Offensive Notfallkommunikation der Feuerwehr Dresden: Falschmeldungen entgegenwirken und Leitstelle entlasten

Großbrand in Dresden am 24. Juni 2022: Gegen 21.30 Uhr geriet eine große Fabrikhalle in Brand. Als die Feuerwehr eintraf, war zunächst nur Rauch im Dachbereich der Halle zu sehen. In der Halle wurde Recyclingmüll gelagert, außerdem befanden sich Proberäume für Musiker und kleine Werkstätten in dem Gebäude. Nach kurzer Zeit entwickelte sich ein Vollbrand. Das Feuer erfasste große Teile der Halle. Das Dach stürzte großflächig ein. Immer wieder kam es zu Explosionen in der Halle. Die über 100 Feuerwehrleute konnten den Brand nur im Außenangriff bekämpfen. Da nicht genügend Hydranten zur Verfügung standen, musste das Löschwasser über lange Wegstrecken und mit Tanklöschfahrzeugen im Pendelverkehr herangeschafft werden.

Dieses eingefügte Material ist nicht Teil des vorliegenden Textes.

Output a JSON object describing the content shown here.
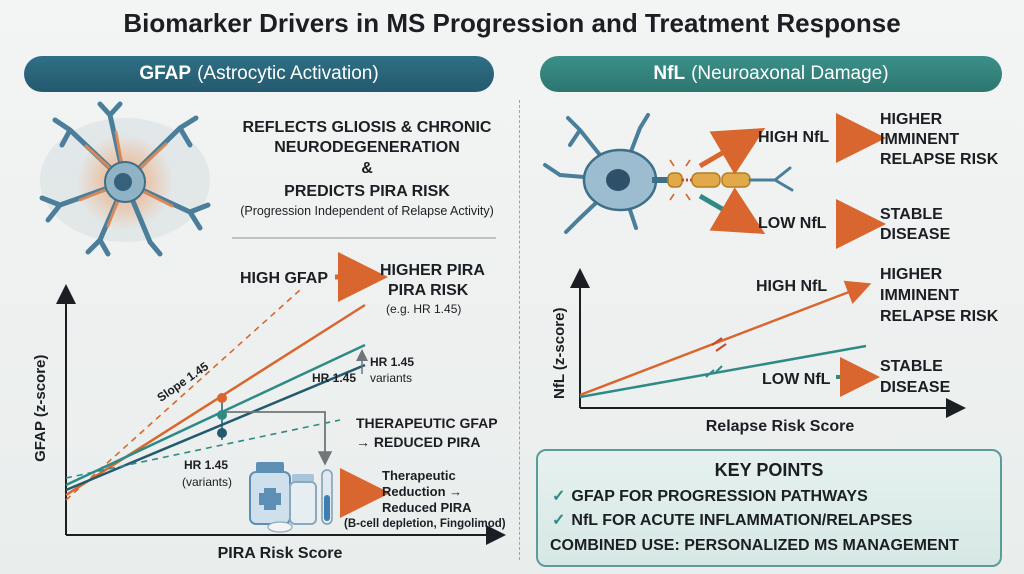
{
  "title": "Biomarker Drivers in MS Progression and Treatment Response",
  "left_panel": {
    "banner_bold": "GFAP",
    "banner_rest": "(Astrocytic Activation)",
    "line1": "REFLECTS GLIOSIS & CHRONIC",
    "line2": "NEURODEGENERATION",
    "amp": "&",
    "line3": "PREDICTS PIRA RISK",
    "line4": "(Progression Independent of Relapse Activity)",
    "high_label": "HIGH GFAP",
    "high_result1": "HIGHER PIRA",
    "high_result2": "PIRA RISK",
    "hr_example": "(e.g. HR 1.45)",
    "hr_variants_top1": "HR 1.45",
    "hr_variants_top2": "variants",
    "hr_mid": "HR 1.45",
    "slope": "Slope 1.45",
    "therapeutic1": "THERAPEUTIC GFAP",
    "therapeutic2": "→ REDUCED PIRA",
    "hr_bottom1": "HR 1.45",
    "hr_bottom2": "(variants)",
    "reduction1": "Therapeutic",
    "reduction2": "Reduction →",
    "reduction3": "Reduced PIRA",
    "reduction4": "(B-cell depletion, Fingolimod)",
    "y_axis": "GFAP (z-score)",
    "x_axis": "PIRA Risk Score"
  },
  "right_panel": {
    "banner_bold": "NfL",
    "banner_rest": "(Neuroaxonal Damage)",
    "high_nfl": "HIGH NfL",
    "high_result1": "HIGHER",
    "high_result2": "IMMINENT",
    "high_result3": "RELAPSE RISK",
    "low_nfl": "LOW NfL",
    "low_result1": "STABLE",
    "low_result2": "DISEASE",
    "chart_high": "HIGH NfL",
    "chart_high_r1": "HIGHER",
    "chart_high_r2": "IMMINENT",
    "chart_high_r3": "RELAPSE RISK",
    "chart_low": "LOW NfL",
    "chart_low_r1": "STABLE",
    "chart_low_r2": "DISEASE",
    "y_axis": "NfL (z-score)",
    "x_axis": "Relapse Risk Score"
  },
  "key_points": {
    "heading": "KEY POINTS",
    "p1": "GFAP FOR PROGRESSION PATHWAYS",
    "p2": "NfL FOR ACUTE INFLAMMATION/RELAPSES",
    "p3": "COMBINED USE: PERSONALIZED MS MANAGEMENT"
  },
  "colors": {
    "orange": "#d9662e",
    "teal": "#2f8a86",
    "navy": "#245a6e",
    "gray": "#8a9396"
  }
}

Michael Klahre, Sachgebietsleiter Öffentlichkeitsarbeit und Berichtswesen bei der Feuerwehr Dresden, begleitete den Einsatz als Pressesprecher…

Durch die offensive Notfallkommunikationsstrategie konnten wir viele Anrufe und Nachfragen aus der Leitstelle raushalten sowie Falschmeldungen entgegenwirken. […] Ohne das Social Web ist eine moderne und zielgruppenorientierte Krisen- und Notfallkommunikation derzeit nicht möglich. Gleichwohl gibt es auch Menschen, die wir über andere Kanäle erreichen müssen.

Michael Klahre

Wie ist die Pressearbeit der Feuerwehr Dresden organisiert?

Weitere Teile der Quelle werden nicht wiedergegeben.